Story of a Rabbit is about death and trying to understand it. It’s about life and trying to understand it. It’s about finding a dead rabbit one day and then confusing the memory of that death with the memory of your beloved father’s death, because you can sooner face one than the other.
Acting as his alter ego, Shon Dale-Jones presented what really amounts to a plain sad story — my dad died and it devastated me. If that were it, I might say Story of a Rabbit was a cheap way to pull at my heart strings, a short-sighted attempt to substitute sentimentality for artful stagecraft.
But there is art here that hangs on two lines of action, two deaths. In between Dale-Jones provokes all kinds of questions about memory and time and the nature of being. Are we more than the sum of our parts? How can order matter when in the end, all is disorder? And isn’t there something funny about a Welshman impersonating an “emerging artist from Wales,” who is himself telling you a story and then takes a moment to explain how he just told you that story?
Despite its subject matter (death) and postmodern sensibility (hyper-awareness of artifice), Story of a Rabbit is remarkably funny. Dale-Jones gets a lot of comedy out of turning the old saw show-don’t-tell on its head. For most of the first half, he explains what each of the items on stage are for, the problem of sight-lines in theater, and the structure that goes into a story (he uses a flip-chart to outline the main parts, as if it were Cliff’s Notes: “subject, narrative, ourselves”).
He reminds us throughout that each of us has his own way of experiencing a story, that we remember events differently, even ones we experienced at the same time.
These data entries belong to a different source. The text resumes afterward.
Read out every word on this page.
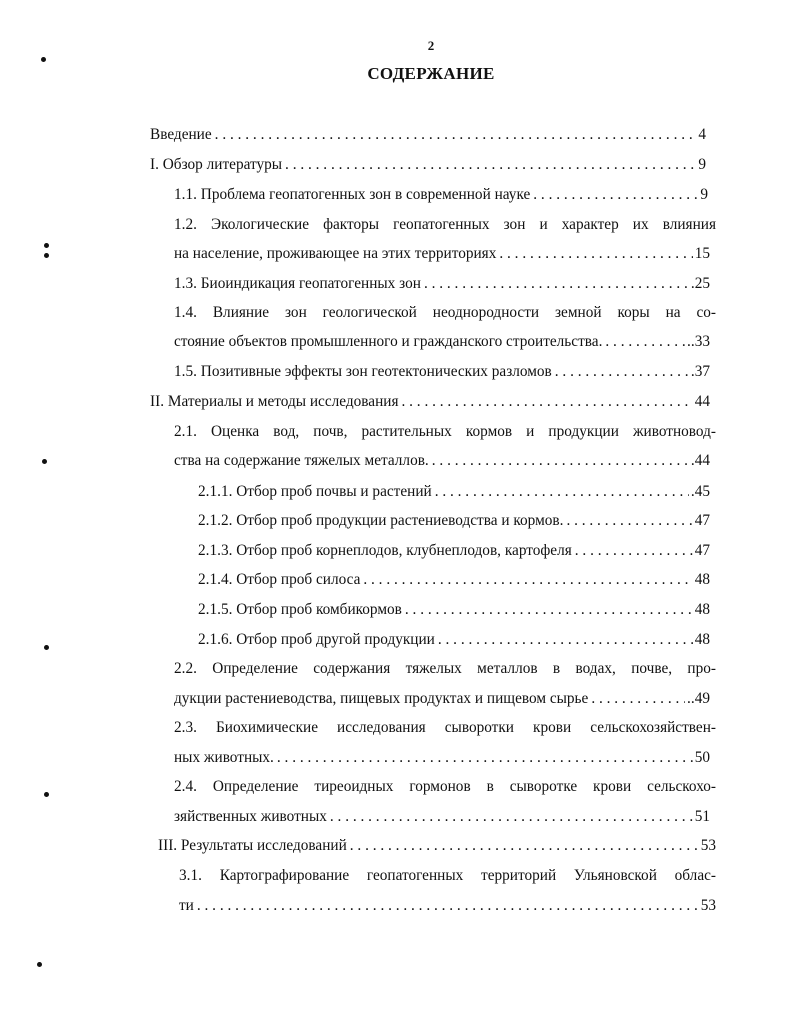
2
СОДЕРЖАНИЕ
Введение . . .	4
I. Обзор литературы . . .	9
1.1. Проблема геопатогенных зон в современной науке . . .	9
1.2. Экологические факторы геопатогенных зон и характер их влияния
на население, проживающее на этих территориях . . .	15
1.3. Биоиндикация геопатогенных зон . . .	.25
1.4. Влияние зон геологической неоднородности земной коры на со-
стояние объектов промышленного и гражданского строительства. . . .	..33
1.5. Позитивные эффекты зон геотектонических разломов . . .	.37
II. Материалы и методы исследования . . .	44
2.1. Оценка вод, почв, растительных кормов и продукции животновод-
ства на содержание тяжелых металлов. . . .	.44
2.1.1. Отбор проб почвы и растений . . .	.45
2.1.2. Отбор проб продукции растениеводства и кормов. . . .	47
2.1.3. Отбор проб корнеплодов, клубнеплодов, картофеля . . .	47
2.1.4. Отбор проб силоса . . .	48
2.1.5. Отбор проб комбикормов . . .	48
2.1.6. Отбор проб другой продукции . . .	48
2.2. Определение содержания тяжелых металлов в водах, почве, про-
дукции растениеводства, пищевых продуктах и пищевом сырье . . .	..49
2.3. Биохимические исследования сыворотки крови сельскохозяйствен-
ных животных. . . .	50
2.4. Определение тиреоидных гормонов в сыворотке крови сельскохо-
зяйственных животных . . .	51
III. Результаты исследований . . .	53
3.1. Картографирование геопатогенных территорий Ульяновской облас-
ти . . .	53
And he asks repeatedly that we think of our own experiences, our fathers, someone we loved and lost. He uses the word “reading” to describe how we interact with the play, which to my mind reflects the time he spent in literary theory-soaked Paris studying theater. He’s fascinating by fragmentation — of knowledge, of wood into sawdust, of bodies decomposing into oblivion. But even as things fall apart, they can be put back together again.
This may sound glib and academic, but it’s not. For all its abstraction, this one-man play strikes the heart deep. After all, it’s about loss. The telling and not showing is almost like a dramatic build up to when Dale-Jones finally shows and doesn’t tell. And that’s when I started crying. It was gorgeous when it happened (three times) and I don’t want to spoil it for you.
Also remarkable is what Story of a Rabbit manages to say about the human imagination. Even when the bones of the story are exposed, we still see a story. We fill in the gaps. We don’t even know who Hughes’ dad is. We never get a full portrait of the man. But the specifics of the individual are secondary to the qualities we imbue him with.